This page describes how to authenticate requests to the COMS API. The Authentication Modes must be enabled in the COMS configuration.
Note: The BC Gov Hosted COMS service only allows OIDC Authentication using JWT's issued by the Pathfinder SSO standard keycloak realm).
With OIDC mode enabled, requests to the COMS API can be authenticated using a User ID token (JWT) issued by an OIDC authentication realm. The JWT should be added in an Authorization header (type Bearer token).
COMS will only accept JWT's issued by one OIDC realm (specified in the COMS config). JWT's are typically issued to an application and saved to a user's browser when he/she signs-in to a website through the Authorization Code Flow. Both the website (client app) and the instance of COMS must be configured to use the same OIDC authentication realm in order for the JWT to be valid.
When COMS receives the request, it will validate the JWT (by calling the OIDC realm's token endpoint). The JWT is a reliable way of verifying the the user's identity on which the COMS permission model is based.
The authentication when downloading an object also uses S3 pre-signed URLs:
Reference: API Specification for more details.
A common use case for COMS is to download a specific object from object storage.
Depending on the download mode specified in the request, the COMS readObject endpoint will return one of the following:
- The file directly from S3, by first doing a HTTP 302 redirect to a temporary pre-signed S3 object URL
- The file streamed/proxied through COMS
- The temporary pre-signed S3 object URL itself
COMS uses the redirect flow by default because it avoids unnecessary network hops. For significantly large object transactions, redirection also has the added benefit of maximizing COMS microservice availability. Since the large transaction does not pass through COMS, it is able to remain capable of handling other client requests.

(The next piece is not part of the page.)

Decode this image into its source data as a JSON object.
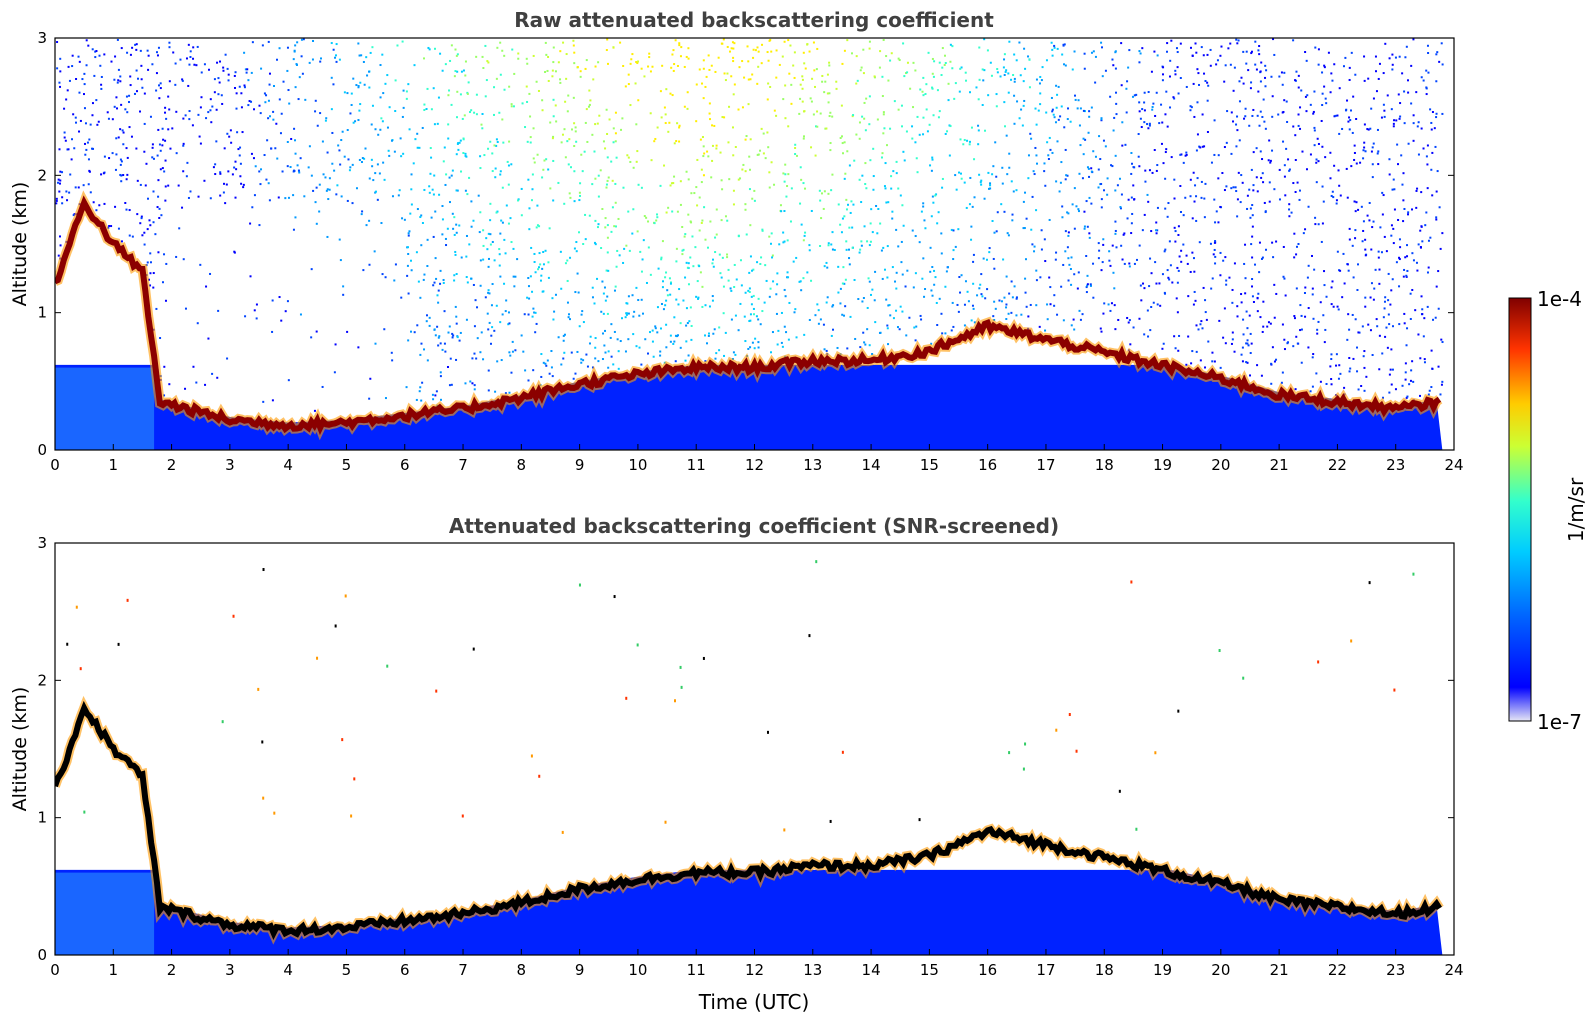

Figure 2 - The general network flow for a typical COMS object request
If Basic Auth Mode is enabled in your COMS instance, requests to the COMS API can be authenticated using an HTTP Authorization header (type Basic) containing the username and password configured in COMS.

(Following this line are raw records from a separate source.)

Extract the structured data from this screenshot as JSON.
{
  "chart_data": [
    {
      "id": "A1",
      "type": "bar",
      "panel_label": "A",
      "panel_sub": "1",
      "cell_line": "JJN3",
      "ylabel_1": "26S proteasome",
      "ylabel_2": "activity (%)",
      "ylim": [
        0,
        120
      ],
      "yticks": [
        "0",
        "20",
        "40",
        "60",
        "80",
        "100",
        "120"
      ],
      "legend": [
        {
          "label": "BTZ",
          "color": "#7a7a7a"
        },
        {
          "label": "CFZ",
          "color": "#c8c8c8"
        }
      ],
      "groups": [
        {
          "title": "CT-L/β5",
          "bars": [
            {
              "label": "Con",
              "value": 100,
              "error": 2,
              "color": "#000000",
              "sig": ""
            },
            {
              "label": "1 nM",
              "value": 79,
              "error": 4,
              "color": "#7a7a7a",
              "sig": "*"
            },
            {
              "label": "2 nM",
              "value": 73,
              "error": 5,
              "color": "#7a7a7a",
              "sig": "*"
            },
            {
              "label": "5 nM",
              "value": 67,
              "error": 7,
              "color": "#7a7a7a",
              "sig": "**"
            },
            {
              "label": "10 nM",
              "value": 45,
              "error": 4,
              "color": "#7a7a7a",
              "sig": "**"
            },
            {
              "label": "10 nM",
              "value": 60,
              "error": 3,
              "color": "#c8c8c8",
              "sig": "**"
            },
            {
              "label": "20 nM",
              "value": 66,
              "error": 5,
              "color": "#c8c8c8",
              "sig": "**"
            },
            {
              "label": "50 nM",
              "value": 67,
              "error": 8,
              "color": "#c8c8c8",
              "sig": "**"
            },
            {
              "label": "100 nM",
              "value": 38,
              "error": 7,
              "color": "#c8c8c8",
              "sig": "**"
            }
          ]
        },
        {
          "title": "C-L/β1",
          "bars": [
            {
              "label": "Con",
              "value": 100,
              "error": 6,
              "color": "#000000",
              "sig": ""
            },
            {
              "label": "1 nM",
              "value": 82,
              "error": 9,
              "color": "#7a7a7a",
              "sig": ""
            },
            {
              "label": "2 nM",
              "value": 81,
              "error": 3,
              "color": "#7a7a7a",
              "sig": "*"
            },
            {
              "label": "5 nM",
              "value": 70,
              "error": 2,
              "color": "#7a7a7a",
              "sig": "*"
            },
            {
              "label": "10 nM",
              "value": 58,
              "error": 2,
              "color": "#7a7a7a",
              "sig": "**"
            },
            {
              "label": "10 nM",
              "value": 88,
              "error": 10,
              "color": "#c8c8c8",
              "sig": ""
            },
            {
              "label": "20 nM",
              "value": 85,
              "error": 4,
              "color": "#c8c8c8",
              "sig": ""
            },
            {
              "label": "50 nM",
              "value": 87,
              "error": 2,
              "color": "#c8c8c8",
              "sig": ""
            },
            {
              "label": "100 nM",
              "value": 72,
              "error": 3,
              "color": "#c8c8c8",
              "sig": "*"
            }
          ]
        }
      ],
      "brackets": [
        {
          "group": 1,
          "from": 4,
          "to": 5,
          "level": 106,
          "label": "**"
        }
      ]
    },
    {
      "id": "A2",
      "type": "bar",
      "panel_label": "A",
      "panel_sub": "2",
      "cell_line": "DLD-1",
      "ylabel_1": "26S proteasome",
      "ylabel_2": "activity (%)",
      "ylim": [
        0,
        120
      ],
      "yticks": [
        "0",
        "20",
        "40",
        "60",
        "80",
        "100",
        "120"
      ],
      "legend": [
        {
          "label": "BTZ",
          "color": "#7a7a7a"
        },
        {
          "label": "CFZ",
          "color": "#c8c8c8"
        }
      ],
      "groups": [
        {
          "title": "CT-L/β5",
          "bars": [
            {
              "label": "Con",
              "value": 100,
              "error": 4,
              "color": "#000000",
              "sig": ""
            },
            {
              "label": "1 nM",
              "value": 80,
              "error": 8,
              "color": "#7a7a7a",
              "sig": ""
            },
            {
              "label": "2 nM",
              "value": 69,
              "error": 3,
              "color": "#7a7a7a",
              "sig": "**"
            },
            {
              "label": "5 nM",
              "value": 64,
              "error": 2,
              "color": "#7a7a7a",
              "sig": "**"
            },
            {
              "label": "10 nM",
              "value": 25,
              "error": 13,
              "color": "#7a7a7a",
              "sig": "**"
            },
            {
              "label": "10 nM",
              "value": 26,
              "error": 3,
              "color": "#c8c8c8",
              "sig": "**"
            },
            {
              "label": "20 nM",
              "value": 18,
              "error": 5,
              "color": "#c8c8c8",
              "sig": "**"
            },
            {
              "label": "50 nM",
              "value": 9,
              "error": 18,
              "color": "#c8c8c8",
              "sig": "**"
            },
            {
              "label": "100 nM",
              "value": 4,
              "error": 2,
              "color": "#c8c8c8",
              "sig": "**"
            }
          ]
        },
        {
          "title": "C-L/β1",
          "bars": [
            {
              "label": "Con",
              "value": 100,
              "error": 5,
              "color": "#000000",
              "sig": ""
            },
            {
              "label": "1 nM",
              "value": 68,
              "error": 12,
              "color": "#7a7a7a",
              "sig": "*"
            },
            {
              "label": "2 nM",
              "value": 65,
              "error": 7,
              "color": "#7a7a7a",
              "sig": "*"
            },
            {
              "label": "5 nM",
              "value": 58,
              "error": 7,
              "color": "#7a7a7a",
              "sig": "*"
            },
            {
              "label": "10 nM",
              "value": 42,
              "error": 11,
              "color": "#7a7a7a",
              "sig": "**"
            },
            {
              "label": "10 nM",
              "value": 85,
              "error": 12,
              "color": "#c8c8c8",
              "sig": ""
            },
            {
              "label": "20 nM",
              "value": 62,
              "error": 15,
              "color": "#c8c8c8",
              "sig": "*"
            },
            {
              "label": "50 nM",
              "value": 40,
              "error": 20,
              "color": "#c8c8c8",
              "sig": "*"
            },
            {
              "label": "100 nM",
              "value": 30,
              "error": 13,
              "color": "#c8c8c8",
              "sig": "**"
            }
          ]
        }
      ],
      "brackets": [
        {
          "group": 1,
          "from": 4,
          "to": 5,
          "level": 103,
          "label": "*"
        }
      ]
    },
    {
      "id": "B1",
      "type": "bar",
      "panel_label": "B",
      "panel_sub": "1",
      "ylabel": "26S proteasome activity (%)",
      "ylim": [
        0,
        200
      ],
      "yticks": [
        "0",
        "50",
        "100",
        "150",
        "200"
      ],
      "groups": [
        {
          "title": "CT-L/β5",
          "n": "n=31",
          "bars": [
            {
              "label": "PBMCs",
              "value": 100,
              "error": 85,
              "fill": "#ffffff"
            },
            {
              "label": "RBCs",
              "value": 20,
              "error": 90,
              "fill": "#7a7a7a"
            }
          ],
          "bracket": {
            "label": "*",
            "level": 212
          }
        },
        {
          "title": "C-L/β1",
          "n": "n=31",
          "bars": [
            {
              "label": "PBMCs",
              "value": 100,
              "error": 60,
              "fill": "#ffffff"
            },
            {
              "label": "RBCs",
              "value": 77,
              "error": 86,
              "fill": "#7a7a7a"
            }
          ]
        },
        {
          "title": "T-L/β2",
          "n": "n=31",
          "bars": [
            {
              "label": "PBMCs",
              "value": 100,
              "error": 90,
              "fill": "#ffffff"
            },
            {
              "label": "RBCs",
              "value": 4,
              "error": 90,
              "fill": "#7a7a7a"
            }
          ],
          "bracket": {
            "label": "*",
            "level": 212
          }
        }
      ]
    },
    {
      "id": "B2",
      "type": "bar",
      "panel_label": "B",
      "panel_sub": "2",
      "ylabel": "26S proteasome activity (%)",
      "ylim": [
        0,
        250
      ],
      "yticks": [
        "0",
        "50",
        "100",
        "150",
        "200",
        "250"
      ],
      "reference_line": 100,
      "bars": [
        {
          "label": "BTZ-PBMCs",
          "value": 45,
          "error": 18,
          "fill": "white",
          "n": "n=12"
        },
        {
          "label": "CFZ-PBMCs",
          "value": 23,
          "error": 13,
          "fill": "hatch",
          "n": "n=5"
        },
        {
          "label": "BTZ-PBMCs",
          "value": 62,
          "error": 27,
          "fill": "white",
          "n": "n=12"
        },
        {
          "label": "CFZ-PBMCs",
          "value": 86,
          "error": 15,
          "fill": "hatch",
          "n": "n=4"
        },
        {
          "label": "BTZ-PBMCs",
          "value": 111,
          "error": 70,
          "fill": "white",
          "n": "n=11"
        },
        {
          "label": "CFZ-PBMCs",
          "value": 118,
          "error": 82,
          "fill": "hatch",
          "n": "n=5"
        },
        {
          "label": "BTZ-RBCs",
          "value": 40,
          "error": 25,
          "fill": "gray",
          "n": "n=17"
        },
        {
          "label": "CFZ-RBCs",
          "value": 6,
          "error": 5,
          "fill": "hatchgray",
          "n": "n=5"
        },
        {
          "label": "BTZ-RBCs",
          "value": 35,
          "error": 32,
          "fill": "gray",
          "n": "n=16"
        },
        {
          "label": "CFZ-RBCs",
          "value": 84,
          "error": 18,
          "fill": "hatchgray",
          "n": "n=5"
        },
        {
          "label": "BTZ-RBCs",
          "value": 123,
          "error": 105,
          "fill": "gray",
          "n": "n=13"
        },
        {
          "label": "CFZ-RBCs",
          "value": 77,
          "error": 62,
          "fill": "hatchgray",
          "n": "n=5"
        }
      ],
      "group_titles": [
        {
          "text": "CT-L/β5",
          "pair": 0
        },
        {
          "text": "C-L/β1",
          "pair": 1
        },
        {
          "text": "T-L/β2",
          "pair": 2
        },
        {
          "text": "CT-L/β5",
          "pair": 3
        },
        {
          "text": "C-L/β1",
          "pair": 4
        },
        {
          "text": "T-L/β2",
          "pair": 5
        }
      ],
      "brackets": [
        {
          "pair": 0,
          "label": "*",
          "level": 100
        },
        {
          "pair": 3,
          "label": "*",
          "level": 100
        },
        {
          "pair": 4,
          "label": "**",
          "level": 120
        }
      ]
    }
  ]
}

This mode offers more direct access for a 'service account' authorized in the scope of the application rather than for a specific user and by-passes the COMS object/bucket permission model.
Basic Auth mode is not available on the BC Gov hosted COMS service.
Unauthenticated Mode configuration is generally recommended when you expect to run COMS in a highly secured network environment and do not have concerns about access control to objects as you have another application handling that already.